# CAN'T KEEP A GOOD RENEGADE DOWN



## ATACXGYMCAPOEIRA (Nov 2, 2015)

The Atacx Gym is back. Hey there, everyone.


----------



## elder999 (Nov 2, 2015)

ATACXGYMCAPOEIRA said:


> The Atacx Gym is back. Hey there, everyone.


 Hey, Ras-weren't you "asked to leave," a while back?


----------



## drop bear (Nov 2, 2015)

Hey there right back at you. 

What style is that I have been doing a google search and I am getting Thai,tkd, capoeira all sorts of stuff. Am I on the right track there?


----------



## ATACXGYMCAPOEIRA (Nov 2, 2015)

drop bear said:


> Hey there right back at you.
> 
> What style is that I have been doing a google search and I am getting Thai,tkd, capoeira all sorts of stuff. Am I on the right track there?



My ATACX GYM does cover multiple styles, including the stuff you listed above. But the core of our teaching is NJIA UHURU, the Afrikan Montu facet of my family's fighting system. We're known most for our Street Warrior approach. Street Warrior "Capoeira" [ that's not the correct term for this Afrikan art ] and our Street Warrior Kenpo [ which like all Asian and Southeast Asian arts has Afrikan roots and/or influences ].
,


----------



## ATACXGYMCAPOEIRA (Nov 2, 2015)

elder999 said:


> Hey, Ras-weren't you "asked to leave," a while back?




Daaang bruthas got jokes, now!


----------



## elder999 (Nov 2, 2015)

ATACXGYMCAPOEIRA said:


> My ATACX GYM does cover multiple styles, including the stuff you listed above. But the core of our teaching is NJIA UHURU, the Afrikan Montu facet of my family's fighting system. We're known most for our Street Warrior approach. Street Warrior "Capoeira" [ that's not the correct term for this Afrikan art ] and our Street Warrior Kenpo [ which like all Asian and Southeast Asian arts has Afrikan roots and/or influences ].
> ,


----------



## Chris Parker (Nov 3, 2015)

Ras came back….?

Dude…


----------



## Koshiki (Nov 3, 2015)

ATACXGYMCAPOEIRA said:


> My ATACX GYM does cover multiple styles, including the stuff you listed above. But the core of our teaching is NJIA UHURU, the Afrikan Montu facet of my family's fighting system. We're known most for our Street Warrior approach. Street Warrior "Capoeira" [ that's not the correct term for this Afrikan art ] and our Street Warrior Kenpo [ which like all Asian and Southeast Asian arts has Afrikan roots and/or influences ].
> ,



I'm going to guess Chris Parker and Mr.

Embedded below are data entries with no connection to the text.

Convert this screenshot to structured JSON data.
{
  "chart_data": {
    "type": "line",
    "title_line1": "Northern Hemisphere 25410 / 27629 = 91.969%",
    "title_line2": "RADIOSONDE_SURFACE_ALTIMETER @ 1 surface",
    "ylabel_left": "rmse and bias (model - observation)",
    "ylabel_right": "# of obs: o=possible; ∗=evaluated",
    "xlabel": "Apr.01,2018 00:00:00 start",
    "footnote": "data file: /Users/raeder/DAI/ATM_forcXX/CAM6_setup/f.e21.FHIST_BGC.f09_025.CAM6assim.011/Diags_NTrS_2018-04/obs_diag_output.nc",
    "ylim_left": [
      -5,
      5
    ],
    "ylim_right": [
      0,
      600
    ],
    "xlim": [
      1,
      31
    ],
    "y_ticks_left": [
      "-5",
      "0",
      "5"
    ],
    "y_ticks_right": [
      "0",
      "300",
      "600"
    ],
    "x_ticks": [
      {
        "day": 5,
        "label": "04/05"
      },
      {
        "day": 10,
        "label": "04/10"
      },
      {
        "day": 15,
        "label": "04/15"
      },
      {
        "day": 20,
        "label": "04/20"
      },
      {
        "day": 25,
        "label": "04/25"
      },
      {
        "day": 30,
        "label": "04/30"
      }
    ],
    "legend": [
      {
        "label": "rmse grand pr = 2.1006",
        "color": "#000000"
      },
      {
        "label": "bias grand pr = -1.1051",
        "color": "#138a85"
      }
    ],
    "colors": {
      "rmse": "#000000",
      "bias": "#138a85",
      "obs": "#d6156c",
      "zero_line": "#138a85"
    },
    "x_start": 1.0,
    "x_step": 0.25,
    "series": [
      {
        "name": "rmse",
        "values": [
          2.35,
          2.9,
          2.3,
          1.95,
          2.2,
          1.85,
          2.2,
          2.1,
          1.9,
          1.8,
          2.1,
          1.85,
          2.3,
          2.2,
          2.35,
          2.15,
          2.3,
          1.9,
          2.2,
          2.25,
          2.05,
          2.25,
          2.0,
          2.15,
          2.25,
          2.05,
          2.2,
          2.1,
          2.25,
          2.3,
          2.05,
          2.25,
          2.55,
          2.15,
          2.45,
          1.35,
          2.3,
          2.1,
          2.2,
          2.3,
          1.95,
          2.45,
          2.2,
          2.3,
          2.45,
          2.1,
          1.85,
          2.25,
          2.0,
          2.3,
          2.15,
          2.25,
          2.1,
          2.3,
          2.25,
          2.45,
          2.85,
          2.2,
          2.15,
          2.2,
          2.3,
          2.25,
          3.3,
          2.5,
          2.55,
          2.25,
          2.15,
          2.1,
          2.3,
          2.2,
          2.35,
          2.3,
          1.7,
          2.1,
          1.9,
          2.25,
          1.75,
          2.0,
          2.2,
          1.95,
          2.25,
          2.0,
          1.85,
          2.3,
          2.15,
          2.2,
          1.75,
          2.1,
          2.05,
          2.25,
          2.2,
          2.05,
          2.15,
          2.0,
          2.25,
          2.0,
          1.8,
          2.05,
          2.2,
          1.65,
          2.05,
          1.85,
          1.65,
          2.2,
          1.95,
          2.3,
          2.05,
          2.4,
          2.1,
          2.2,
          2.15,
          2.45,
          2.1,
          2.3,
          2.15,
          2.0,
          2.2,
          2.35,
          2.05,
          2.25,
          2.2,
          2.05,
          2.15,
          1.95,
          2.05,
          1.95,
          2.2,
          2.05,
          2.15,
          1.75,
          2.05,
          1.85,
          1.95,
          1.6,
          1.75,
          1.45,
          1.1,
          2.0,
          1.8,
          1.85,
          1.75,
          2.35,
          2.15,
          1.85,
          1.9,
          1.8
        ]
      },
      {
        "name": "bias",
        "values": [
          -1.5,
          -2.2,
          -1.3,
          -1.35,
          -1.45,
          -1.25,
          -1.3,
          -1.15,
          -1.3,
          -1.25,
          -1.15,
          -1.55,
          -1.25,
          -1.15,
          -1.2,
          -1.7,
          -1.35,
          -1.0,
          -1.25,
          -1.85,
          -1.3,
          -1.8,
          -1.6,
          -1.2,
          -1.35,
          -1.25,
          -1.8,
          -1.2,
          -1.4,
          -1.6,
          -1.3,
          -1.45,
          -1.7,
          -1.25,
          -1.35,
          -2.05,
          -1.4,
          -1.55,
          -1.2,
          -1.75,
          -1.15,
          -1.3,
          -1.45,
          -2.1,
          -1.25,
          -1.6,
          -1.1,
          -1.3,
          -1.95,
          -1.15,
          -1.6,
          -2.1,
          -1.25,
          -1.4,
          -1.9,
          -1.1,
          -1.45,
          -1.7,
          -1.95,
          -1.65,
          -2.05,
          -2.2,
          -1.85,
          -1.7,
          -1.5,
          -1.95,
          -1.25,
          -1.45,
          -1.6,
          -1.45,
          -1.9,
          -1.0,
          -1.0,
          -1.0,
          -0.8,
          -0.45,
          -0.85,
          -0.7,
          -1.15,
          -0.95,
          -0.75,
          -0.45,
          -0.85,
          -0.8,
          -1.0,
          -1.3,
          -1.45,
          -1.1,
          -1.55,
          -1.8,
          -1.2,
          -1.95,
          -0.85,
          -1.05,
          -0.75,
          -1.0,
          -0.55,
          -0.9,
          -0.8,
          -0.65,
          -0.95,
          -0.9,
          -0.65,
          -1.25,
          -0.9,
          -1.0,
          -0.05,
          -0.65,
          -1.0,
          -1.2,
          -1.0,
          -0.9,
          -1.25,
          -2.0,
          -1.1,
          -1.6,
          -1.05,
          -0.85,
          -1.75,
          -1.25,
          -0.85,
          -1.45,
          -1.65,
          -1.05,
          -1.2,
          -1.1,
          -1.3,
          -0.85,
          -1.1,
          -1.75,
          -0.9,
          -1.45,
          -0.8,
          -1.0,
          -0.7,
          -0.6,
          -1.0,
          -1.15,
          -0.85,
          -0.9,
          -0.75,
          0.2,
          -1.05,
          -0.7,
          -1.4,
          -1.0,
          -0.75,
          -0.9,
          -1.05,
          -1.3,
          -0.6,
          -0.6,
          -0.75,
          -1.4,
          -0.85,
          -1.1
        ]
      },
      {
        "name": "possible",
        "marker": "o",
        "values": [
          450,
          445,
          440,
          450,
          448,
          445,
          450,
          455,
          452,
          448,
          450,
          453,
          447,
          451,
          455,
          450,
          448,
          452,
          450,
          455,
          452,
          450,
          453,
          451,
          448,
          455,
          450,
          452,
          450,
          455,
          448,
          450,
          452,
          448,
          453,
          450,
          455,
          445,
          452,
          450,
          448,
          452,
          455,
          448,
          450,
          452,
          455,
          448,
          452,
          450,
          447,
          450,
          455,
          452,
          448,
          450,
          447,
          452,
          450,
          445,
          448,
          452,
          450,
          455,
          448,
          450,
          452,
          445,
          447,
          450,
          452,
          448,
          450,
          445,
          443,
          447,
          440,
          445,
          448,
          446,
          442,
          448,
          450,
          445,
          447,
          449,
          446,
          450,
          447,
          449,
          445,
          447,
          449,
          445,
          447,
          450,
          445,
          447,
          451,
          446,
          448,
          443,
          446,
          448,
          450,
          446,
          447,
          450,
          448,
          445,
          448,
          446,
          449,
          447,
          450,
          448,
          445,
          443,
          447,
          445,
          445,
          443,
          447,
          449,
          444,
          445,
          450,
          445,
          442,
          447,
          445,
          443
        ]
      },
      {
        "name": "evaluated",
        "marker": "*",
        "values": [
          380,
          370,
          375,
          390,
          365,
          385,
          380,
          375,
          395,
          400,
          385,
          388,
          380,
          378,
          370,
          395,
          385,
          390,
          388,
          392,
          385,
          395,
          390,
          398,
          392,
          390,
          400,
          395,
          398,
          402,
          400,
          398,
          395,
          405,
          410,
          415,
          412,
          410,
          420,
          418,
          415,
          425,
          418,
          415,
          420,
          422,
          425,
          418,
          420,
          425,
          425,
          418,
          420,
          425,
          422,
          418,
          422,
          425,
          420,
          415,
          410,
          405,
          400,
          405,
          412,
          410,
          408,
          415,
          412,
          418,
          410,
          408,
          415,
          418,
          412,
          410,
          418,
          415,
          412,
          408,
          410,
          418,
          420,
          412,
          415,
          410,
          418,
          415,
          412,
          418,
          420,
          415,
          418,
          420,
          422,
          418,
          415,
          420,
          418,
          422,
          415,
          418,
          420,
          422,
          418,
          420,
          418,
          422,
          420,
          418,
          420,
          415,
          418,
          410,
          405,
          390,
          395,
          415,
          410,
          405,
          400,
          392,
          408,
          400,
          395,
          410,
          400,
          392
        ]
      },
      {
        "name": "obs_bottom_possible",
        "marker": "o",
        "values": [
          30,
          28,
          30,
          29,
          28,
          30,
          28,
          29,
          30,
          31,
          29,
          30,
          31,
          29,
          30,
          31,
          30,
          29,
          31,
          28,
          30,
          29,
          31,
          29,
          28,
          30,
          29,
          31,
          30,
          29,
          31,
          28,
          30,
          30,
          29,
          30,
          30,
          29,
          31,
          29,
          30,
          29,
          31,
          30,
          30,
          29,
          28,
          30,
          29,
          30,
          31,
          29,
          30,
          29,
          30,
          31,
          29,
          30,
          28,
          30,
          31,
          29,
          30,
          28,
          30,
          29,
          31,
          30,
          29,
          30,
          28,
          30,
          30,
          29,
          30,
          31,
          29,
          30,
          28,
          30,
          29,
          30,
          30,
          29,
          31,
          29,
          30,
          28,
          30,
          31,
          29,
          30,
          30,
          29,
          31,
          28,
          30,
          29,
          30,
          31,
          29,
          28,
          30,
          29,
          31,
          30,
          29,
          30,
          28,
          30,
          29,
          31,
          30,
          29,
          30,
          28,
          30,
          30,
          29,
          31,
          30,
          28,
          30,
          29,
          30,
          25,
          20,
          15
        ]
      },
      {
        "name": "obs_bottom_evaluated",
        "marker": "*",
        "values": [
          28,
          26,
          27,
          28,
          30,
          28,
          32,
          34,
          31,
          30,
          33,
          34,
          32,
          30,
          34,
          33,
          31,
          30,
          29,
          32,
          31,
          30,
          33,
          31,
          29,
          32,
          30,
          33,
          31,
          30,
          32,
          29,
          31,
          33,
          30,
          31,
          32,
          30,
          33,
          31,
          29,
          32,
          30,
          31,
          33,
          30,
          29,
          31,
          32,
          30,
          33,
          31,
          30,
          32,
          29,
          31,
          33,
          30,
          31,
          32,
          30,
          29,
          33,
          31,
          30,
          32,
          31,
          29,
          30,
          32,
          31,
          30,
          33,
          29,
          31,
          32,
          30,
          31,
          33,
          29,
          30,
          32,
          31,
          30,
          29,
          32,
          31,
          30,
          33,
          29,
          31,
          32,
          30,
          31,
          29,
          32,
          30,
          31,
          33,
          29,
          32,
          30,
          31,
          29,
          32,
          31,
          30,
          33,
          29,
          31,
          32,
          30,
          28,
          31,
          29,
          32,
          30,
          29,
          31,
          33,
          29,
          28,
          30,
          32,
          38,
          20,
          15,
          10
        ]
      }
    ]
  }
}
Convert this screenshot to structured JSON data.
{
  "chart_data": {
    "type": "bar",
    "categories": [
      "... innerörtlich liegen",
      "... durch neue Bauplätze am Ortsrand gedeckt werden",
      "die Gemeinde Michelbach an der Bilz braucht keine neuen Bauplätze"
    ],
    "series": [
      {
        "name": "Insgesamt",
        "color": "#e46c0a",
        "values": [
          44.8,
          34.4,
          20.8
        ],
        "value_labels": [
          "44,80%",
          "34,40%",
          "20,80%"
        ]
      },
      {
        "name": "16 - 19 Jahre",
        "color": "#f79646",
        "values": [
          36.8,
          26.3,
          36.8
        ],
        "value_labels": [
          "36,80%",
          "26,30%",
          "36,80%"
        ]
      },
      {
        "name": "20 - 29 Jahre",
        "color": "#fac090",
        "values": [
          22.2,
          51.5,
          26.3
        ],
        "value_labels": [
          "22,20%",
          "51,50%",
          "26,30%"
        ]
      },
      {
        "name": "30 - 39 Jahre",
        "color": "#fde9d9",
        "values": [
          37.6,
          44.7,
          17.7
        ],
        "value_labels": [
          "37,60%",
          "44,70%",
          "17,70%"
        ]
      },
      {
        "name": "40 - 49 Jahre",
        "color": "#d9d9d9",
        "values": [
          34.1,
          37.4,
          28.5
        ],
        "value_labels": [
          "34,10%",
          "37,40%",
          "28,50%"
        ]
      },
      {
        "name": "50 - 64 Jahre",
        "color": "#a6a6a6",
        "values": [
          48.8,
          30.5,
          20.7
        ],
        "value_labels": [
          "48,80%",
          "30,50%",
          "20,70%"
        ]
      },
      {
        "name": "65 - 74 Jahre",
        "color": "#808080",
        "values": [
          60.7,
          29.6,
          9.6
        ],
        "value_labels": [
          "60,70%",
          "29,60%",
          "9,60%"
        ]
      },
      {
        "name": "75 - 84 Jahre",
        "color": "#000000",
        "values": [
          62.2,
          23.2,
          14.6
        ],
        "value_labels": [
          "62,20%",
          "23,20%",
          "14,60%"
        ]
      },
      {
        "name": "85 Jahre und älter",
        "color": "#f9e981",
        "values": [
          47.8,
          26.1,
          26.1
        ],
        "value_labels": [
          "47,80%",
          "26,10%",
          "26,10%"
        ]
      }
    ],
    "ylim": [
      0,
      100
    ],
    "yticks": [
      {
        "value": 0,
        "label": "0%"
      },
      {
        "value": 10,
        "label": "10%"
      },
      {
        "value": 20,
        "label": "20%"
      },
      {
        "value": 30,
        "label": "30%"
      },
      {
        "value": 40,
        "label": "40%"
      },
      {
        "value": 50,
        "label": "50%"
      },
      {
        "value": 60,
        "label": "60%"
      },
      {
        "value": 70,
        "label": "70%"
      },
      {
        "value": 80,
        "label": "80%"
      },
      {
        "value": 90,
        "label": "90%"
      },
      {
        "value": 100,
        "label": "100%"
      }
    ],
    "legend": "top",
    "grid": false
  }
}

Atacx get along pretty well, no?


----------



## Chris Parker (Nov 3, 2015)

To answer that, I give you this… spare some time, settle in, and make sure you grab a snack...

Sword and hammer pt. 1 and 2 | MartialTalk.Com - Friendly Martial Arts Forum Community


----------



## Dirty Dog (Nov 3, 2015)

Yes, he was banned. Yes, he created a new account to evade the ban. Yes, he has been re-banned.


----------



## Chris Parker (Nov 3, 2015)

What I kinda love is that he announced it… great way to break the rules and not get found out…


----------



## Koshiki (Nov 3, 2015)

Dirty Dog said:


> Yes, he was banned. Yes, he created a new account to evade the ban. Yes, he has been re-banned.



Aw, disappointing. He seemed rather an entertaining fellow.


----------